La Corte europea dei diritti dell’uomo con sentenza del 18 maggio scorso (ricorso n. 71552/17 –Valdís e altri contro Islanda) ha riconosciuto la legittimità del rifiuto, opposto da parte delle autorità islandesi ad una coppia di donne, di riconoscere la genitorialità su un bambino nato negli Stati Uniti a seguito di maternità surrogata e senza alcun legame genetico con la coppia.
La Corte, dopo aver sottolineato che in Islanda la surrogazione di maternità è una pratica vietata e perseguita penalmente, ha affermato che il rifiuto di riconoscimento della genitorialità non viola il diritto al rispetto della vita familiare, sancito dall’art. 8 della Convezione europea per la salvaguardia dei diritti dell’uomo. In base alla legge islandese, soltanto la donna che partorisce il bambino, concepito con fecondazione assistita, può essere considerata madre e nel caso di specie né l’una né l’altra donna avevano un legame biologico con il bambino.

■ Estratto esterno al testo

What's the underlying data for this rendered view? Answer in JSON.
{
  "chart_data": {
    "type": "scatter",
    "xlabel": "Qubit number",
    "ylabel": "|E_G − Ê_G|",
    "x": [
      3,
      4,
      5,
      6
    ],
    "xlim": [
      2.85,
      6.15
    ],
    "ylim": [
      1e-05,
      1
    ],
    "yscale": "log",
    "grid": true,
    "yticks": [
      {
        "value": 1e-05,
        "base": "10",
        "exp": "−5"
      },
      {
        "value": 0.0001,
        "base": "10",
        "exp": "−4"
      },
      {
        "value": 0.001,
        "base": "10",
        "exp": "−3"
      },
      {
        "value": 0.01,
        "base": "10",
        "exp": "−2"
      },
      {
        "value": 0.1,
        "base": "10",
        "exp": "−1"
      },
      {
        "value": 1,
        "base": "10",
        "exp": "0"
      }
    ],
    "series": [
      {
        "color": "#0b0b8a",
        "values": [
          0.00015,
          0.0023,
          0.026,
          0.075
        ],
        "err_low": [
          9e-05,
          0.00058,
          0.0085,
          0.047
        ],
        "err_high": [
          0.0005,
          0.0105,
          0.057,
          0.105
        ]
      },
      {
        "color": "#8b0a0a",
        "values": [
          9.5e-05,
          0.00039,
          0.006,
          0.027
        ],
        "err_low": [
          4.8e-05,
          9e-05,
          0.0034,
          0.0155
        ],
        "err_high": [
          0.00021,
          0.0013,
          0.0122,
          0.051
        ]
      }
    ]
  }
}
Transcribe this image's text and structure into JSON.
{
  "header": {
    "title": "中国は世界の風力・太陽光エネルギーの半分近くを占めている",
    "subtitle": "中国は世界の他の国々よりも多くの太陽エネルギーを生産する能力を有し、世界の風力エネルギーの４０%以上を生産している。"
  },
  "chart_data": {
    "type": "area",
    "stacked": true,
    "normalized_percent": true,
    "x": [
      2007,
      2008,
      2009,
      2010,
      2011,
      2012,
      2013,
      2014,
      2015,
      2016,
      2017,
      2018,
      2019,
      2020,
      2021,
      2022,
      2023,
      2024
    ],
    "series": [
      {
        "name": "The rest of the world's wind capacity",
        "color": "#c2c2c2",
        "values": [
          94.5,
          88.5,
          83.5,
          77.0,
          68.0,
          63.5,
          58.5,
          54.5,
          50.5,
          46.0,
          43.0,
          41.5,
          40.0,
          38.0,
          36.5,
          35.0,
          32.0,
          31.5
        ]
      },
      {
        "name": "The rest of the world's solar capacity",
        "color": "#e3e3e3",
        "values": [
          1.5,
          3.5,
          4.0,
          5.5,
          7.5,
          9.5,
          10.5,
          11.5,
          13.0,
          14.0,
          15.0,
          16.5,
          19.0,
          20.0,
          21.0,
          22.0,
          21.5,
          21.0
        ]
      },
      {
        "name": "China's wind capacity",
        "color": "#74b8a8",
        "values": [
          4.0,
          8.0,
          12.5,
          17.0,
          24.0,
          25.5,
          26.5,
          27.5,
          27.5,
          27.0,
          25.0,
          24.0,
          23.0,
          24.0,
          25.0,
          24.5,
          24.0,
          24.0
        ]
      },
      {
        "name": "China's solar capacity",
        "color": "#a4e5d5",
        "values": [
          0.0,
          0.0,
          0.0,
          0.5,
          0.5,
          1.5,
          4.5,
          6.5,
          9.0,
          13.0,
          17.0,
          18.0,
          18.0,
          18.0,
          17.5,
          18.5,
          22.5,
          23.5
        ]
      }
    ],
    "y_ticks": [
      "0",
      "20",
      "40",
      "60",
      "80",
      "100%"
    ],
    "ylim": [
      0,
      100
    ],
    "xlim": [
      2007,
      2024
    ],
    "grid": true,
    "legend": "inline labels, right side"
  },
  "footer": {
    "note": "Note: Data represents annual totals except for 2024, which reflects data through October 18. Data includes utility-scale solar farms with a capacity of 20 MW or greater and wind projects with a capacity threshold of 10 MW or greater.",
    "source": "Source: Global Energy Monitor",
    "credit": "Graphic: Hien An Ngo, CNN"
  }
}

Inoltre, il divieto di surrogazione di maternità, sancito dalla legge islandese, risponde all’esigenza di proteggere, da un lato, l’interesse delle donne che potrebbero essere costrette a sottoporsi a questa pratica, dall’altro lato, i diritti dei bambini di conoscere i propri genitori naturali. Dunque il rifiuto di riconoscere le ricorrenti come genitori persegue uno scopo legittimo, ossia quello di tutelare diritti e libertà di altri. Peraltro, gli Stati membri godono di un ampio margine di discrezionalità in questa delicata materia, che solleva questioni di ordine morale ed etico, su cui non si registra un consenso tra gli Stati europei. La Corte ha, quindi, concluso che lo Stato islandese, negando il riconoscimento della genitorialità alle ricorrenti, ha legittimamente esercitato questo potere discrezionale, con lo scopo di tutelare il divieto di maternità surrogata.